A. Les dispositifs de microfinance comme « arènes politiques »

Comme tout projet de développement, les dispositifs de microfinance peuvent être considérés comme de véritables « arènes » politiques où s’affrontent les intérêts des différents groupes sociaux [Olivier de Sardan, 1995]. Nous sommes en présence d'acteurs relevant de catégories et de statuts variés ( plus ou moins ouverts aux réalités extérieures, plus ou moins riches), de jeunes (qui ont parfois fait des études), de femmes, de notables, de représentants locaux de l'administration, d'agents de crédit, de personnel d'ONG, d'experts de passage, etc. Certains cherchent à préserver leur pouvoir, d'autres cherchent les moyens de l'acquérir. Chacun va réagir individuellement, selon l'enjeu et l'opportunité que représente le projet pour lui et les ressources qu'il peut en tirer. Les responsables politiques, les chefs traditionnels, les leaders religieux peuvent craindre qu'un tel projet ne remette en cause leur pouvoir. Des hommes, anciens et adultes, peuvent refuser que les femmes et les jeunes soient consultés ou qu'ils aient un accès direct aux moyens de production, échappant ainsi à leur contrôle. Des paysans nobles, grands propriétaires fonciers, peuvent redouter qu’une telle démarche conteste ouvertement leurs avantages traditionnels. Par exemple, ceux qui peuvent se permettre d'octroyer des crédits à taux usuriers aux plus pauvres n'auront pas intérêt à ce qu'un système de microfinance se mette en place. Enfin, les petits producteurs, vulnérables, dépendant de gros propriétaires fonciers, peuvent hésiter à s'impliquer par crainte d'éventuelles mesures de rétorsion de leurs « aînés ».

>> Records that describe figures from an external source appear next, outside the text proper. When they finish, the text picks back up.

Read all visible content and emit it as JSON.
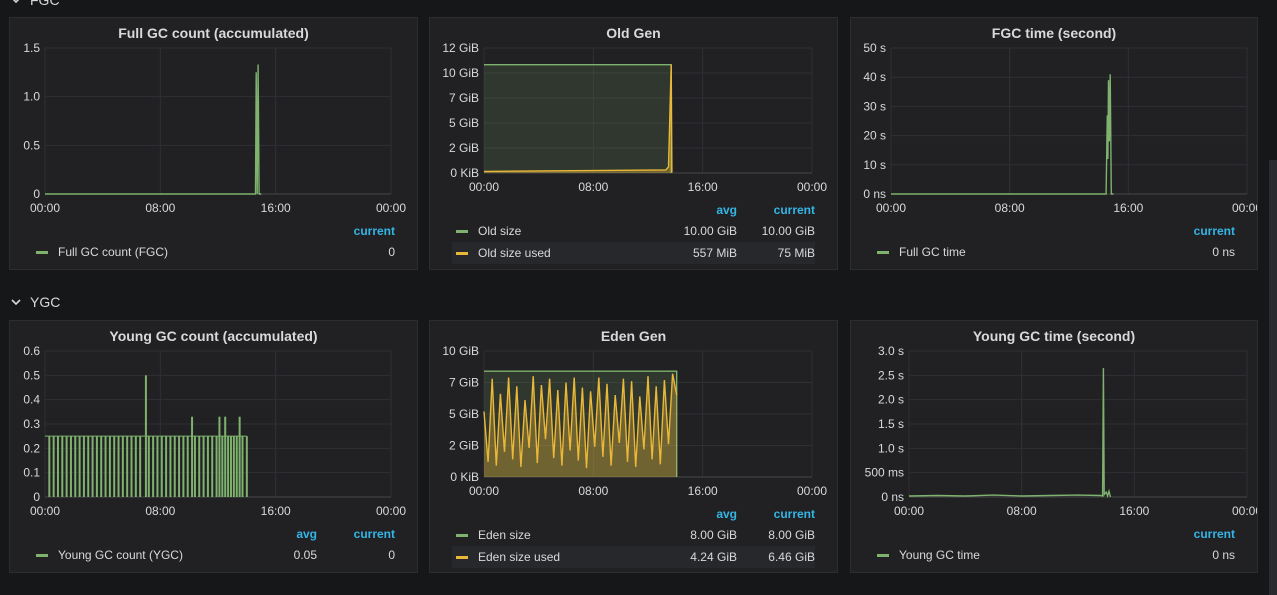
{
  "rows": [
    {
      "title": "FGC"
    },
    {
      "title": "YGC"
    }
  ],
  "colors": {
    "green": "#7eb26d",
    "yellow": "#eab839",
    "accent": "#33b5e5"
  },
  "x_ticks": [
    "00:00",
    "08:00",
    "16:00",
    "00:00"
  ],
  "panels": {
    "fgc_count": {
      "title": "Full GC count (accumulated)",
      "y_ticks": [
        "1.5",
        "1.0",
        "0.5",
        "0"
      ],
      "legend": {
        "headers": [
          "current"
        ],
        "rows": [
          {
            "name": "Full GC count (FGC)",
            "values": [
              "0"
            ],
            "color": "#7eb26d"
          }
        ]
      }
    },
    "old_gen": {
      "title": "Old Gen",
      "y_ticks": [
        "12 GiB",
        "10 GiB",
        "7 GiB",
        "5 GiB",
        "2 GiB",
        "0 KiB"
      ],
      "legend": {
        "headers": [
          "avg",
          "current"
        ],
        "rows": [
          {
            "name": "Old size",
            "values": [
              "10.00 GiB",
              "10.00 GiB"
            ],
            "color": "#7eb26d"
          },
          {
            "name": "Old size used",
            "values": [
              "557 MiB",
              "75 MiB"
            ],
            "color": "#eab839"
          }
        ]
      }
    },
    "fgc_time": {
      "title": "FGC time (second)",
      "y_ticks": [
        "50 s",
        "40 s",
        "30 s",
        "20 s",
        "10 s",
        "0 ns"
      ],
      "legend": {
        "headers": [
          "current"
        ],
        "rows": [
          {
            "name": "Full GC time",
            "values": [
              "0 ns"
            ],
            "color": "#7eb26d"
          }
        ]
      }
    },
    "ygc_count": {
      "title": "Young GC count (accumulated)",
      "y_ticks": [
        "0.6",
        "0.5",
        "0.4",
        "0.3",
        "0.2",
        "0.1",
        "0"
      ],
      "legend": {
        "headers": [
          "avg",
          "current"
        ],
        "rows": [
          {
            "name": "Young GC count (YGC)",
            "values": [
              "0.05",
              "0"
            ],
            "color": "#7eb26d"
          }
        ]
      }
    },
    "eden_gen": {
      "title": "Eden Gen",
      "y_ticks": [
        "10 GiB",
        "7 GiB",
        "5 GiB",
        "2 GiB",
        "0 KiB"
      ],
      "legend": {
        "headers": [
          "avg",
          "current"
        ],
        "rows": [
          {
            "name": "Eden size",
            "values": [
              "8.00 GiB",
              "8.00 GiB"
            ],
            "color": "#7eb26d"
          },
          {
            "name": "Eden size used",
            "values": [
              "4.24 GiB",
              "6.46 GiB"
            ],
            "color": "#eab839"
          }
        ]
      }
    },
    "ygc_time": {
      "title": "Young GC time (second)",
      "y_ticks": [
        "3.0 s",
        "2.5 s",
        "2.0 s",
        "1.5 s",
        "1.0 s",
        "500 ms",
        "0 ns"
      ],
      "legend": {
        "headers": [
          "current"
        ],
        "rows": [
          {
            "name": "Young GC time",
            "values": [
              "0 ns"
            ],
            "color": "#7eb26d"
          }
        ]
      }
    }
  },
  "chart_data": [
    {
      "id": "fgc_count",
      "type": "line",
      "title": "Full GC count (accumulated)",
      "ylim": [
        0,
        1.5
      ],
      "x_hours": [
        0,
        8,
        16,
        24
      ],
      "series": [
        {
          "name": "Full GC count (FGC)",
          "color": "#7eb26d",
          "points": [
            [
              0,
              0
            ],
            [
              14.6,
              0
            ],
            [
              14.65,
              1.25
            ],
            [
              14.72,
              0
            ],
            [
              14.78,
              1.33
            ],
            [
              14.85,
              0
            ],
            [
              15.0,
              0
            ]
          ]
        }
      ]
    },
    {
      "id": "old_gen",
      "type": "area",
      "title": "Old Gen",
      "ylim": [
        0,
        12
      ],
      "x_hours": [
        0,
        8,
        16,
        24
      ],
      "series": [
        {
          "name": "Old size",
          "color": "#7eb26d",
          "fill": true,
          "points": [
            [
              0,
              10.4
            ],
            [
              13.7,
              10.4
            ],
            [
              13.7,
              0
            ]
          ]
        },
        {
          "name": "Old size used",
          "color": "#eab839",
          "points": [
            [
              0,
              0.15
            ],
            [
              13.3,
              0.3
            ],
            [
              13.5,
              0.6
            ],
            [
              13.7,
              10.4
            ],
            [
              13.75,
              0.05
            ]
          ]
        }
      ]
    },
    {
      "id": "fgc_time",
      "type": "line",
      "title": "FGC time (second)",
      "ylim": [
        0,
        50
      ],
      "x_hours": [
        0,
        8,
        16,
        24
      ],
      "series": [
        {
          "name": "Full GC time",
          "color": "#7eb26d",
          "points": [
            [
              0,
              0
            ],
            [
              14.5,
              0
            ],
            [
              14.58,
              27
            ],
            [
              14.62,
              12
            ],
            [
              14.66,
              39
            ],
            [
              14.72,
              18
            ],
            [
              14.78,
              41
            ],
            [
              14.85,
              0
            ],
            [
              15.0,
              0
            ]
          ]
        }
      ]
    },
    {
      "id": "ygc_count",
      "type": "bar",
      "title": "Young GC count (accumulated)",
      "ylim": [
        0,
        0.6
      ],
      "x_hours": [
        0,
        8,
        16,
        24
      ],
      "series": [
        {
          "name": "Young GC count (YGC)",
          "color": "#7eb26d",
          "points": [
            [
              0.3,
              0.25
            ],
            [
              0.6,
              0.25
            ],
            [
              0.9,
              0.25
            ],
            [
              1.2,
              0.25
            ],
            [
              1.5,
              0.25
            ],
            [
              1.8,
              0.25
            ],
            [
              2.1,
              0.25
            ],
            [
              2.4,
              0.25
            ],
            [
              2.7,
              0.25
            ],
            [
              3.0,
              0.25
            ],
            [
              3.3,
              0.25
            ],
            [
              3.6,
              0.25
            ],
            [
              3.9,
              0.25
            ],
            [
              4.2,
              0.25
            ],
            [
              4.5,
              0.25
            ],
            [
              4.8,
              0.25
            ],
            [
              5.1,
              0.25
            ],
            [
              5.4,
              0.25
            ],
            [
              5.7,
              0.25
            ],
            [
              6.0,
              0.25
            ],
            [
              6.3,
              0.25
            ],
            [
              6.6,
              0.25
            ],
            [
              7.0,
              0.5
            ],
            [
              7.2,
              0.25
            ],
            [
              7.5,
              0.25
            ],
            [
              7.8,
              0.25
            ],
            [
              8.1,
              0.25
            ],
            [
              8.4,
              0.25
            ],
            [
              8.7,
              0.25
            ],
            [
              9.0,
              0.25
            ],
            [
              9.3,
              0.25
            ],
            [
              9.6,
              0.25
            ],
            [
              9.9,
              0.25
            ],
            [
              10.2,
              0.33
            ],
            [
              10.4,
              0.25
            ],
            [
              10.7,
              0.25
            ],
            [
              11.0,
              0.25
            ],
            [
              11.3,
              0.25
            ],
            [
              11.6,
              0.25
            ],
            [
              11.9,
              0.25
            ],
            [
              12.1,
              0.33
            ],
            [
              12.3,
              0.25
            ],
            [
              12.5,
              0.33
            ],
            [
              12.7,
              0.25
            ],
            [
              12.9,
              0.25
            ],
            [
              13.1,
              0.25
            ],
            [
              13.3,
              0.25
            ],
            [
              13.5,
              0.33
            ],
            [
              13.7,
              0.25
            ],
            [
              14.0,
              0.25
            ]
          ]
        }
      ]
    },
    {
      "id": "eden_gen",
      "type": "area",
      "title": "Eden Gen",
      "ylim": [
        0,
        10
      ],
      "x_hours": [
        0,
        8,
        16,
        24
      ],
      "series": [
        {
          "name": "Eden size",
          "color": "#7eb26d",
          "fill": true,
          "points": [
            [
              0,
              8.4
            ],
            [
              14.1,
              8.4
            ],
            [
              14.1,
              0
            ]
          ]
        },
        {
          "name": "Eden size used",
          "color": "#eab839",
          "points": [
            [
              0,
              5.2
            ],
            [
              0.3,
              1.2
            ],
            [
              0.6,
              7.8
            ],
            [
              0.9,
              0.9
            ],
            [
              1.2,
              6.6
            ],
            [
              1.5,
              2.0
            ],
            [
              1.8,
              7.9
            ],
            [
              2.1,
              1.4
            ],
            [
              2.4,
              7.2
            ],
            [
              2.7,
              0.8
            ],
            [
              3.0,
              6.1
            ],
            [
              3.3,
              2.3
            ],
            [
              3.6,
              8.0
            ],
            [
              3.9,
              1.1
            ],
            [
              4.2,
              7.3
            ],
            [
              4.5,
              3.0
            ],
            [
              4.8,
              7.8
            ],
            [
              5.1,
              1.5
            ],
            [
              5.4,
              6.9
            ],
            [
              5.7,
              0.9
            ],
            [
              6.0,
              7.5
            ],
            [
              6.3,
              2.1
            ],
            [
              6.6,
              7.9
            ],
            [
              6.9,
              1.3
            ],
            [
              7.2,
              7.1
            ],
            [
              7.5,
              0.7
            ],
            [
              7.8,
              6.8
            ],
            [
              8.1,
              2.4
            ],
            [
              8.4,
              7.9
            ],
            [
              8.7,
              1.6
            ],
            [
              9.0,
              7.4
            ],
            [
              9.3,
              0.9
            ],
            [
              9.6,
              6.5
            ],
            [
              9.9,
              2.7
            ],
            [
              10.2,
              7.8
            ],
            [
              10.5,
              1.2
            ],
            [
              10.8,
              7.6
            ],
            [
              11.1,
              0.8
            ],
            [
              11.4,
              6.4
            ],
            [
              11.7,
              2.2
            ],
            [
              12.0,
              8.0
            ],
            [
              12.3,
              1.4
            ],
            [
              12.6,
              7.2
            ],
            [
              12.9,
              1.0
            ],
            [
              13.2,
              7.7
            ],
            [
              13.5,
              2.6
            ],
            [
              13.8,
              8.2
            ],
            [
              14.1,
              6.5
            ]
          ]
        }
      ]
    },
    {
      "id": "ygc_time",
      "type": "line",
      "title": "Young GC time (second)",
      "ylim": [
        0,
        3.0
      ],
      "x_hours": [
        0,
        8,
        16,
        24
      ],
      "series": [
        {
          "name": "Young GC time",
          "color": "#7eb26d",
          "points": [
            [
              0,
              0.02
            ],
            [
              2,
              0.03
            ],
            [
              4,
              0.02
            ],
            [
              6,
              0.04
            ],
            [
              8,
              0.02
            ],
            [
              10,
              0.03
            ],
            [
              12,
              0.04
            ],
            [
              13.6,
              0.03
            ],
            [
              13.75,
              0.02
            ],
            [
              13.8,
              2.65
            ],
            [
              13.86,
              0.05
            ],
            [
              14.0,
              0.1
            ],
            [
              14.1,
              0.02
            ],
            [
              14.2,
              0.12
            ],
            [
              14.3,
              0.0
            ]
          ]
        }
      ]
    }
  ]
}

Toute intervention extérieure se trouve alors confrontée à cet enchevêtrement de pouvoirs, à l'affrontement de groupes et d'individus aux intérêts plus ou moins compatibles. L’issue de cet affrontement est le fruit d’un compromis, qui dépend de la capacité de chacun à s’imposer dans la négociation.

Dans le dispositif Crédits rotatifs, les groupes bénéficiaires du crédit préexistent au projet ; ils sont déjà imbriqués dans un enchevêtrement de réseaux mêlant service public, personnalités politiques et religieuses, commerçants, etc. Le mode d’appropriation dépend étroitement des rapports de pouvoir antérieurs, même s’il participe à leur évolution. Ici, c’est un fonctionnaire de l’animation rurale qui décide de prendre en main le projet et de s’interposer comme interlocuteur privilégié. Là, c’est un élu qui cherche à mobiliser l’électorat féminin. Plus généralement, deux types d’acteurs occupent une position privilégiée : les agents de crédit et les présidentes de groupements.